The Seriousness of the Sea Life Center Investigation(s)

Steve Aufrecht at What Do I Know? has posted a long, detailed look at Anchorage Daily News investigative reporter Richard Mauer's detailed article published last Sunday, on a highly questionable land deal associated with the Alaska Sea Life Center in Seward. Mauer wrote the story with Tom Kizzia, but Aufrecht analyzes background on the ADN article from his knowledge of what Mauer was doing while investigating last year. Aufrecht, a semi-retired University of Alaska professor, also was a teacher at the college of Tylan Schrock, the center's administrator when the land deal went down. Aufrecht offers insight into Schrock's personality in his post.

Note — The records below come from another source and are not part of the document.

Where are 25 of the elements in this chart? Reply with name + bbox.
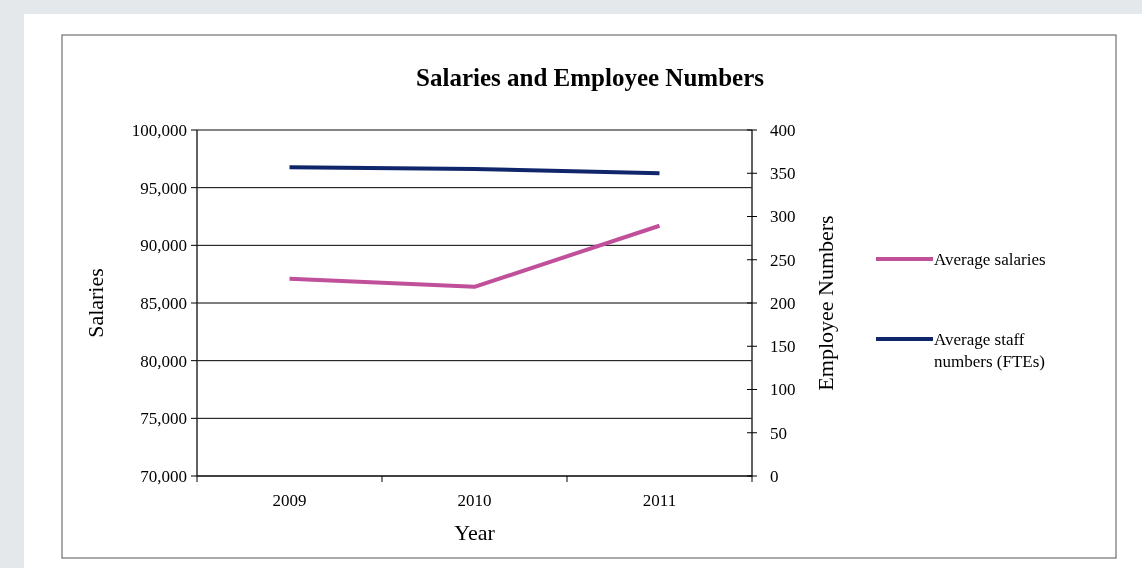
y2-tick-label: 250 <box>770 250 796 270</box>
x-tick-label: 2011 <box>642 491 677 510</box>
y-tick-label: 75,000 <box>140 409 187 429</box>
y-tick-label: 100,000 <box>131 120 187 140</box>
x-tick-label: 2009 <box>272 491 307 510</box>
y2-tick-label: 400 <box>770 120 796 140</box>
y2-tick-label: 350 <box>770 164 796 184</box>
x-tick-label: 2010 <box>457 491 492 510</box>
y2-tick-label: 100 <box>770 380 796 400</box>
y2-tick-label: 0 <box>770 466 779 486</box>
y2-tick-label: 50 <box>770 423 787 443</box>
y-tick-label: 90,000 <box>140 236 187 256</box>
legend-label: Average staff numbers (FTEs) <box>934 329 1045 372</box>
y-tick-label: 95,000 <box>140 178 187 198</box>
y2-tick-label: 300 <box>770 207 796 227</box>
y-tick-label: 80,000 <box>140 351 187 371</box>
x-axis-title: Year <box>454 520 496 545</box>
chart-title: Salaries and Employee Numbers <box>416 64 765 91</box>
y-axis-title: Salaries <box>83 268 108 338</box>
y2-axis-title: Employee Numbers <box>813 215 838 391</box>
y2-tick-label: 200 <box>770 293 796 313</box>
y-tick-label: 70,000 <box>140 466 187 486</box>
y2-tick-label: 150 <box>770 337 796 357</box>
y-tick-label: 85,000 <box>140 293 187 313</box>
legend-label: Average salaries <box>934 249 1046 269</box>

I got to know Steve when we were both blogging the Vic Kohring Alaska legislative corruption trial last year. Near the conclusion of that trial, Aufrecht's humanity toward Kohring and others convicted in the same investigation was questioned by some, who thought him too kind and forgiving toward the convicted. My defense of Aufrecht's viewpoint was the first Progressive Alaska essay. Since then, Steve's valuable help with my writing and viewpoints at this site has been stimulating, helping me to understand aspects of my public responsibilities as a blogger.

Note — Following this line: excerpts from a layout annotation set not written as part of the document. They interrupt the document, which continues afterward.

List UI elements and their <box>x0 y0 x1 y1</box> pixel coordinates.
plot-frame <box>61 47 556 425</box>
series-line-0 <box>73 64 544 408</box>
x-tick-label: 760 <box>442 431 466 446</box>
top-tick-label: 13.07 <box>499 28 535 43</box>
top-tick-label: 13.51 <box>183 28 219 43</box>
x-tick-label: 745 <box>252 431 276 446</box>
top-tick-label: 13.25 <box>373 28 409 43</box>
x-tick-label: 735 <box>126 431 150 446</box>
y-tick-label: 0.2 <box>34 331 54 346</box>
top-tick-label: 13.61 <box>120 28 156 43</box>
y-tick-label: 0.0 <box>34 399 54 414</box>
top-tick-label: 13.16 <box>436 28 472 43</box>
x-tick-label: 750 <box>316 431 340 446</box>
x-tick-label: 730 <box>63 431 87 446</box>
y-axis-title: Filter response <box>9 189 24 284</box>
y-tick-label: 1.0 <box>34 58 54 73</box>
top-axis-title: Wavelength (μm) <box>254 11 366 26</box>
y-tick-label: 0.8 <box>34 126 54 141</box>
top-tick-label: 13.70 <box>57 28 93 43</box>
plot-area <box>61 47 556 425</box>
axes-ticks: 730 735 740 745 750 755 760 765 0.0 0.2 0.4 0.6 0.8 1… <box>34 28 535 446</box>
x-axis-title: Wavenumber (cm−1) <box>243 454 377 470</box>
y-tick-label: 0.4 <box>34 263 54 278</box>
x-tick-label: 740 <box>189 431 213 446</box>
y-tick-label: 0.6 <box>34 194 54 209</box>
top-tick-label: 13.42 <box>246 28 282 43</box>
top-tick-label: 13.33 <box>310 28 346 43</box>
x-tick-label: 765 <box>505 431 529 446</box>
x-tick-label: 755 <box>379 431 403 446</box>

Last Sunday, writing about Kizzia and Mauer's article, I observed:

One of the things that Mauer's narrative clearly shows is how, when Sen. Stevens insinuates himself into a public process, people caught in the crossfire feel uncomfortable. People who feel like they might have to become unwilling accessories to the way the Federal earmarks get processed into projects favorable to one friend of Ted or another, often are put into a position of believing that if they don't enable Ted or Friends of Ted, their career, their business or their position in their community will be slimed.

Steve's post goes beyond that in its nuanced considerations of how peoples' lives were adversely effected by this remarkably questionable earmark fund use. And, even more of interest, is the growing intersection in how Kizzia and Mauer's article plays out in the public sphere, with the writings of various local bloggers, and in the information that can be gleaned by comments attached to those articles. The effect is mostly cumulative, or additive as a process. This is far better than the old-school approach, where the
ADN, for instance, publishes an article, and a week or two later, a couple of letters to the editor surface.

But the attention drawn to earmark acceptance syndrome by the combination of news articles, TV reports, blog entries and written comments may be multiple rather than additive in its effect on Alaskans' growing awareness that there is a price to accepting our Federal legislators' funds for giant projects. Alaskans, even though the Feds are keeping very tight-lipped about what they might do next, are increasingly becoming aware of the seriousness of the untidy, unethical and unhealthy state of the political environment here.